ラッセル:ああ。それでいいよ。でもピットインは、チェッカー間際だよね?
ダドリー:いや、違う。
ラッセル:ピットインの理由は? よくわからないんだけど。
ダドリー:タイヤが最後まで持つか、確信できないんだ。
ラッセル:理由もなしに、順位を落としたくないよ

 結局、52周目にラッセルはピットイン。ハミルトンに先行されたものの、ファステストタイムを叩き出すことに成功した。

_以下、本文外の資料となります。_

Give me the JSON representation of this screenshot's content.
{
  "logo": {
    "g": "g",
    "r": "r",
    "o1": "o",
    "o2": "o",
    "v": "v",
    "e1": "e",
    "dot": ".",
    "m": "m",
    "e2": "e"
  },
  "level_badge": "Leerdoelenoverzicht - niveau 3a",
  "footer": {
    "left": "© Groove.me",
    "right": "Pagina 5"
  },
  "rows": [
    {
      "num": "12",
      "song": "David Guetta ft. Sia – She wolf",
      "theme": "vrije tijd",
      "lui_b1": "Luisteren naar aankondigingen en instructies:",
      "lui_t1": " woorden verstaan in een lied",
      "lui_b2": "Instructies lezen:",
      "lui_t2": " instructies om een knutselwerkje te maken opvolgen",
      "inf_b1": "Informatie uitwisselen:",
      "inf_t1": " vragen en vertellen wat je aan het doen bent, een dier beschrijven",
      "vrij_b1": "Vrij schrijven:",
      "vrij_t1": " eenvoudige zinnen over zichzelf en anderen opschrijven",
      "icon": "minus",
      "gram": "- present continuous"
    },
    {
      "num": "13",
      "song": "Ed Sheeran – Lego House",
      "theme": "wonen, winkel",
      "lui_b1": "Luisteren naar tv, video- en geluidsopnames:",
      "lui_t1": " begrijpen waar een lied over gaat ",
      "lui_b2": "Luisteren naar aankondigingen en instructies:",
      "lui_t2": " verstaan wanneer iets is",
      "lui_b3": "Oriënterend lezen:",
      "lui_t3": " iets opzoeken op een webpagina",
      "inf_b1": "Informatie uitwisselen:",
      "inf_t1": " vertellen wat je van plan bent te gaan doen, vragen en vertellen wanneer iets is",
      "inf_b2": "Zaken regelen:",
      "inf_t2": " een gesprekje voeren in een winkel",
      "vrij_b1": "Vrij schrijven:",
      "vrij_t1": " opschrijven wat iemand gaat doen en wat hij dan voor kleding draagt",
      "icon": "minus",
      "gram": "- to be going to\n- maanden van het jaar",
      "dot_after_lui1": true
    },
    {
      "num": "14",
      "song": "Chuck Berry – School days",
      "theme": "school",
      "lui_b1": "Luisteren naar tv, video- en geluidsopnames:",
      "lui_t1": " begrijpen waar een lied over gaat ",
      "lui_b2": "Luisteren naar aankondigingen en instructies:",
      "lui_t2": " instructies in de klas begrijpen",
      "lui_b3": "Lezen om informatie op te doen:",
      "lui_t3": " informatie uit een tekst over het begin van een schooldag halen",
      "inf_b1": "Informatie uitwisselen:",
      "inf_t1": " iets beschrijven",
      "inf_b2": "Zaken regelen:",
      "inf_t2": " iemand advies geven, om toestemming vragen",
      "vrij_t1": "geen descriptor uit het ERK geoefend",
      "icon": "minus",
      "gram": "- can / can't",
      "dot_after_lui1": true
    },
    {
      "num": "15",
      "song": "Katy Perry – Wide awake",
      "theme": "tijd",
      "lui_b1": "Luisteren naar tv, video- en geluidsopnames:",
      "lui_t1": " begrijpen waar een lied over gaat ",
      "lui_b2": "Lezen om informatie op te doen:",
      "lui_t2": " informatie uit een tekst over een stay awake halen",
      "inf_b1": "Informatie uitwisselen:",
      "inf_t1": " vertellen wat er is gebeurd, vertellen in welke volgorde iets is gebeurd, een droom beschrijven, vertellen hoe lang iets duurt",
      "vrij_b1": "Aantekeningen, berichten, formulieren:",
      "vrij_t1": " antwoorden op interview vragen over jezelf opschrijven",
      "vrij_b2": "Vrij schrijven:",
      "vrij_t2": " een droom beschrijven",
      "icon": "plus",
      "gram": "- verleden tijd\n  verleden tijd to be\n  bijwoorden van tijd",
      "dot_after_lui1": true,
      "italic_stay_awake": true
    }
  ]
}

 ノリスに迫られているフェルスタッペンが、周回遅れのマシンに対して、珍しく焦りをあらわにした。

56周目
フェルスタッペン:あのバカ、僕を行かせないのか

 追い詰めるノリス。

57周目
ジョゼフ:ターン9でもうちょっとプッシュしたら最高だ
ノリス:やってるよ、精一杯やってる。

61周目
フェルスタッペン:バッテリーがほぼ空だ!

フェルスタッペンが0.7秒差で、辛くも逃げ切った。

チェッカー後
フェルスタッペン:かなり頑張らないといけなかったよ。でもなんとかやり遂げたね。

ノリス:ついてなかった。序盤のロスが痛すぎた。でも今回も、素晴らしい週末だった。みんな、よくやってくれた。

 3位に入ったルクレールだが、レッドブル、マクラーレンに対抗できなかったことに、少なからぬショックを受けたようだ。

ボッツィ:P3だ。よくやった。これ以上はないペースで、走ってくれた。ファンにも感謝だ。
ルクレール:ああ……そうだね。彼らはいつでも、一緒にいてくれる。いいレースだった。もっといい結果も出せたはずだけどね。これから勝てたら最高だけど、どうだろうね。
ボッツィ:ファンもわかってくれるさ。

ジョゼフ:ドライバー・オブ・ザ・デイに選ばれたぞ。
ノリス:あと1、2周あったらね。そしたら……。いや〜勝てなかったのは、イラつくね。今や、勝てないことがすごく辛いよ。

 初勝利を挙げたことで、ノリスの心のうちは確実に変化している。マイアミの前だったら、2位表彰台という結果をここまで悔しがることはなかっただろう。